Wellbutrin Taper from 300 mg

When discontinuing Wellbutrin (bupropion) 300 mg daily, reduce to 150 mg once daily for a period before complete discontinuation. 1, 2

Standard Tapering Protocol

For patients on bupropion XL 300 mg once daily:

• Decrease to 150 mg once daily before stopping completely 2
• The FDA label specifically recommends this single-step reduction for the XL formulation 2

For patients on bupropion SR 300 mg daily (150 mg twice daily):

• Reduce to 150 mg once daily before discontinuation 1
• This represents a 50% dose reduction before complete cessation 1

Duration of Taper

The evidence does not specify an exact duration for how long to remain at the reduced 150 mg dose before complete discontinuation. However, based on general principles:

• Allow at least 1-2 weeks at the reduced dose to assess tolerability and monitor for withdrawal symptoms 1
• Older adults may require slower tapering with smaller dose reductions (37.5 mg decrements) due to increased risk of adverse reactions 1

Critical Monitoring During Taper

Monitor closely for:

• Changes in mood or behavior, particularly in patients under 24 years old 1
• Vital signs, especially blood pressure 1
• Emergence of depressive symptoms that may indicate need for alternative treatment 1

Special Population Considerations

Older adults require modified approach:

• Consider tapering in 37.5 mg decrements rather than the standard 150 mg reduction 1
• This slower approach minimizes risk of adverse reactions in this vulnerable population 1

Patients on naltrexone-bupropion combination therapy:

• Must discontinue before any procedure requiring opioid analgesia 1
• This is a critical safety consideration often overlooked 1

Common Pitfalls to Avoid

Do not ignore formulation differences:

• SR formulations require twice-daily dosing adjustments 1
• XL formulations are once daily 1
• These are not interchangeable without dose adjustment 1

Do not abruptly discontinue:

• While bupropion is not associated with the severe withdrawal syndromes seen with SSRIs or opioids, gradual reduction is still recommended by the FDA 2
• The single-step taper (300 mg to 150 mg to zero) is the minimum recommended approach 2

Clinical Context

Unlike SSRIs, which may require hyperbolic tapering over months to minimize withdrawal symptoms 3, bupropion has a more straightforward discontinuation profile.

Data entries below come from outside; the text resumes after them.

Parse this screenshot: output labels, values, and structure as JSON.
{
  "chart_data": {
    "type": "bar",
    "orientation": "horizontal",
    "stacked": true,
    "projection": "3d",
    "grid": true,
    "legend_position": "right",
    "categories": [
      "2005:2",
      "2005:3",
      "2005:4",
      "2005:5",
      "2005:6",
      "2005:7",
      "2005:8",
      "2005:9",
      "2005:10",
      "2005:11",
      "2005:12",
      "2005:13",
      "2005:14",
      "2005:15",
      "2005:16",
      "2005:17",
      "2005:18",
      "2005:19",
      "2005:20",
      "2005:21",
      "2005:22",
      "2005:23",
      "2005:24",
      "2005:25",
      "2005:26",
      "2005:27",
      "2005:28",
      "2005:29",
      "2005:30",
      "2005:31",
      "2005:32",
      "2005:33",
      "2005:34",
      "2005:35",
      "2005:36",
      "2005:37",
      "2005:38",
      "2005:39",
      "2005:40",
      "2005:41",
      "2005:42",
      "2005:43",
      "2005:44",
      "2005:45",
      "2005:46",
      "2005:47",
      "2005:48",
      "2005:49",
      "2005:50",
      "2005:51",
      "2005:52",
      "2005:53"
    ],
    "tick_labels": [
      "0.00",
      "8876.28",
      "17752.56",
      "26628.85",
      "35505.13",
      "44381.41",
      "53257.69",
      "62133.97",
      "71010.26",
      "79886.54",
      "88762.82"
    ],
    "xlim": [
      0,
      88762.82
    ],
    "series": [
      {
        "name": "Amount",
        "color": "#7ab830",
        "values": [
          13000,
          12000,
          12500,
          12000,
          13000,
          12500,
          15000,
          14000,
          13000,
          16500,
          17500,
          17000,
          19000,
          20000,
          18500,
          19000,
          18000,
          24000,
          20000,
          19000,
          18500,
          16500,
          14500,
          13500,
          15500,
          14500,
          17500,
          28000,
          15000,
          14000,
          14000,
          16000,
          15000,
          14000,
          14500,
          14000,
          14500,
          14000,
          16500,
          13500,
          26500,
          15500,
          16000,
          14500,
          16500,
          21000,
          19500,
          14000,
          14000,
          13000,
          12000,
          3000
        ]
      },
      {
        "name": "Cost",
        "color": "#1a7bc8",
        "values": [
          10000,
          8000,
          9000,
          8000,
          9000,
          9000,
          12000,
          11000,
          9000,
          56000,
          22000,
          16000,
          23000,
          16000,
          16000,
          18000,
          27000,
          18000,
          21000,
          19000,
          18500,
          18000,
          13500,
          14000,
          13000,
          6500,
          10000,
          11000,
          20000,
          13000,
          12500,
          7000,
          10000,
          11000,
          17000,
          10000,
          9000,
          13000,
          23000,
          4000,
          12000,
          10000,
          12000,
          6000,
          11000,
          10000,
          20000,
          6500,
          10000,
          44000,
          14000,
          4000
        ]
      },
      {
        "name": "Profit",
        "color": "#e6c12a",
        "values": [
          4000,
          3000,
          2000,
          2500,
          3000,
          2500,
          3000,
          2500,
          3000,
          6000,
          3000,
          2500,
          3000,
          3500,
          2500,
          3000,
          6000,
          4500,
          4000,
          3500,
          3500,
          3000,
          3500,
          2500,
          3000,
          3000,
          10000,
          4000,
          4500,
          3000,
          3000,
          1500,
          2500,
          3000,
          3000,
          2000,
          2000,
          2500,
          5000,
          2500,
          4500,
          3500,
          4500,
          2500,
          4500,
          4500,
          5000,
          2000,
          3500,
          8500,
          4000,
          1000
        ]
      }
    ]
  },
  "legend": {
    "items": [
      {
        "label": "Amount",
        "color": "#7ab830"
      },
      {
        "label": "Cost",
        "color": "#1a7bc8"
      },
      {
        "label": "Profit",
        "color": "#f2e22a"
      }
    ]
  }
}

The FDA-approved label provides clear guidance for a simple one-step dose reduction before complete cessation 2. This reflects bupropion's unique mechanism of action (norepinephrine-dopamine reuptake inhibition) which does not produce the same withdrawal phenomena as serotonergic agents 2.

The timing of initiation and duration at the reduced dose should be individualized based on patient response and tolerability, but the dose reduction itself (300 mg to 150 mg) is standardized 2.